Directed by self-taught film-maker Asurf Oluseyi and produced by rapper Burna Boy, this Nollywood thriller brings Tarantinoesque swagger to the Abidjan-Lagos corridor. The story is a femme-first revenge spree after the three protagonists fall foul of human traffickers, and starts as a show-offy multistrand affair with chapter intertitles that are Kill Bill yellow. While the preamble suffers from some garbled storytelling, and the staging is occasionally shaky, this cross-border caper mostly styles it out to engaging effect.
Former streetwalker Janice (Amelie Mbaye) narrates to a journalist the tale of the triple threat she took under her wing in 2002: young Ivorian Fatouma (Fat Touré), tricked into slavery by her pastor who lures her with the promise of a footballing contract in Paris; Esosa (Osas Ighodaro) from Nigeria, similarly hoodwinked by her uncle (Nollywood stalwart Wale Ojo) and smuggled to Abidjan; and Giselle (Maud Guerard), a waif prone to supernatural possession sold by her grandmother to a local chief, who kicks things off by gang-raping her. After their pimp is killed in a police raid, the trio resurface 16 years later as armed robbers with a bulging contacts list of shady enablers. They co-opt Janice into their plan: abduct the three hoodlums who hijacked them in 2002 and ladle out a big helping of the dish best served cold.
Hopping between three time periods and choppily recounted, the setup can be hard to follow, with Oluseyi often rushing over key events. The three leads also never feel differentiated in anything other than broad-brush terms: Fatouma is a legendary lieutenant to a corrupt army general, whose exploits get a Kill Bill-style animated interlude; Giselle has daft fits in which she is possessed by a juju entity; Esosa is the token anglophone. More complex characterisation would have let the three leads venture beyond generic breaking-bad attitude.

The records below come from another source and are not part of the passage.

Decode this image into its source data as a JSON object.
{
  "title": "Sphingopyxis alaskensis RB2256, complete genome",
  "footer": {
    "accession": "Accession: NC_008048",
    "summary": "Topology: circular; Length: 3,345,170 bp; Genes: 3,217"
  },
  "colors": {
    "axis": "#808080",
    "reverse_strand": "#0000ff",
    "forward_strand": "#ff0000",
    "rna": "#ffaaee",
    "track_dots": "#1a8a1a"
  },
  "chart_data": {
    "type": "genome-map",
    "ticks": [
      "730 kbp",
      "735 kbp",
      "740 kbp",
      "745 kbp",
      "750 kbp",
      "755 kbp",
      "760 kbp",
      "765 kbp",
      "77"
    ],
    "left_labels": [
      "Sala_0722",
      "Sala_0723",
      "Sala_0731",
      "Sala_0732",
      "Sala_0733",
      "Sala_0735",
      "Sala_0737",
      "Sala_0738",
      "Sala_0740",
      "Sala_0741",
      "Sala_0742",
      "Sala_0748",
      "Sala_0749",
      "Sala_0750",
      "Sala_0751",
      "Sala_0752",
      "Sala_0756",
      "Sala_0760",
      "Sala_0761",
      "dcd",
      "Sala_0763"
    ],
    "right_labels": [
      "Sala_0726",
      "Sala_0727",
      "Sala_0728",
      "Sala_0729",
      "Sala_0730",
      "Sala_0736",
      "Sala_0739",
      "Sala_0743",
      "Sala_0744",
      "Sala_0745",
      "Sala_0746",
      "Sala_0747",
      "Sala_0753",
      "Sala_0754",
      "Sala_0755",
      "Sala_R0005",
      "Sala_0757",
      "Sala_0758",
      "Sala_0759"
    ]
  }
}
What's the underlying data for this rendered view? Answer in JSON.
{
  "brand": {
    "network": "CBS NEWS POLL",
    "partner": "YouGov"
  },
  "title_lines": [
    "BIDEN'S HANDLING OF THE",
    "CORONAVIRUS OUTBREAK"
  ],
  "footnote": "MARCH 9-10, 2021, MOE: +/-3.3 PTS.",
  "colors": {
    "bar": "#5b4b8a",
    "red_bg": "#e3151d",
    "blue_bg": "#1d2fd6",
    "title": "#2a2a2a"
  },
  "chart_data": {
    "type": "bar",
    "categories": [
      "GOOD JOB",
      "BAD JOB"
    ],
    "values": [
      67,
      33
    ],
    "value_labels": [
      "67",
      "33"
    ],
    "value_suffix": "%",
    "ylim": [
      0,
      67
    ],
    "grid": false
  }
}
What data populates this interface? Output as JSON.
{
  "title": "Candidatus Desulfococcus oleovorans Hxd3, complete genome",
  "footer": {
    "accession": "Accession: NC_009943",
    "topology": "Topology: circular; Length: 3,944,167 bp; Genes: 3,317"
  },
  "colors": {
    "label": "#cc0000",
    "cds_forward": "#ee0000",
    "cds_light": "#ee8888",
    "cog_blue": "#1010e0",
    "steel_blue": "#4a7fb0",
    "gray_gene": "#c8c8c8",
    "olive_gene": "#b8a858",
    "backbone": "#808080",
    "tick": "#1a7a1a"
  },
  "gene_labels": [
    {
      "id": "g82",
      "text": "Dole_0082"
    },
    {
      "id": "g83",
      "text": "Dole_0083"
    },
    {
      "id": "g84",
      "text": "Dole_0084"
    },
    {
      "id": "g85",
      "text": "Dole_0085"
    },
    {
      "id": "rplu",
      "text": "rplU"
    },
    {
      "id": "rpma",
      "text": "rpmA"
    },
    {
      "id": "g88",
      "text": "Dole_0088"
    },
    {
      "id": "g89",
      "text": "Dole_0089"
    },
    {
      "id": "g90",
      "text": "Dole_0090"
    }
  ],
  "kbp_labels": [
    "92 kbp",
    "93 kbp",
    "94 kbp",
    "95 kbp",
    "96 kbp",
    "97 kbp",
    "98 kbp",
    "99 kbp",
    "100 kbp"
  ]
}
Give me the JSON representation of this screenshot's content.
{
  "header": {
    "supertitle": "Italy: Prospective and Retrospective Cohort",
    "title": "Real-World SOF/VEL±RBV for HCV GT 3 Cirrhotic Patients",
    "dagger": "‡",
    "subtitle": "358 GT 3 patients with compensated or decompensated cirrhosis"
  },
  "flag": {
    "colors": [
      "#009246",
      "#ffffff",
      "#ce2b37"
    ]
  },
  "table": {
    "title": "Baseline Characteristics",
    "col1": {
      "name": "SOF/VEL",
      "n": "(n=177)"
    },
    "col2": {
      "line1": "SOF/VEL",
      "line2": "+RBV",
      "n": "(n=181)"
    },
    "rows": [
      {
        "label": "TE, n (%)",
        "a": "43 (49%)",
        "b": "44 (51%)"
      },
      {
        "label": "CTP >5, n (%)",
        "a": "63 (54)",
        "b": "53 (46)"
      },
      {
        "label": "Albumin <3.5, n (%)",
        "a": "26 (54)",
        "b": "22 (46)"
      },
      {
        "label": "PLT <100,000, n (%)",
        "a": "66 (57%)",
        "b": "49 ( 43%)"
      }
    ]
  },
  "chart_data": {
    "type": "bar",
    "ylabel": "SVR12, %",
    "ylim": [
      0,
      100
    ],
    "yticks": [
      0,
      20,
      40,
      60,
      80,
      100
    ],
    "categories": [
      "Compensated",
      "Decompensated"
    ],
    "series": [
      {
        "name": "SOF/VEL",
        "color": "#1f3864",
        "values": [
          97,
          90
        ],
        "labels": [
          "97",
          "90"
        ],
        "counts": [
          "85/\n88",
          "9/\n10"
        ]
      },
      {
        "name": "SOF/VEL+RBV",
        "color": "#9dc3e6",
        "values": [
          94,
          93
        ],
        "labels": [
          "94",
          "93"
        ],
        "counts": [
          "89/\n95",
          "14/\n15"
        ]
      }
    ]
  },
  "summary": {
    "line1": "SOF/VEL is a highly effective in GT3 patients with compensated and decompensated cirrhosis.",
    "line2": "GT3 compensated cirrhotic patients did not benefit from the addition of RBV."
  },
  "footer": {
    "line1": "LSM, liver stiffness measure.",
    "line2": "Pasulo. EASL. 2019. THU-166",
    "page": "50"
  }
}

But the dynamically shot film sweeps past these flaws, enlivened by its familiarity with the seedy finagling of the border towns. It almost enjoys loitering there, relaying peripheral exchanges – like the sacked hotel employees who turn up to harangue their boss – with a kind of worldly relish. You’d hesitate before calling 3 Cold Dishes feminist, but the moment of confrontation, a scene more dramatically refined than most in the film, has an arresting nihilism. Coupled with the overall multilingual, frontier-hopping elan, it’s a signpost to new horizons for the African mainstream.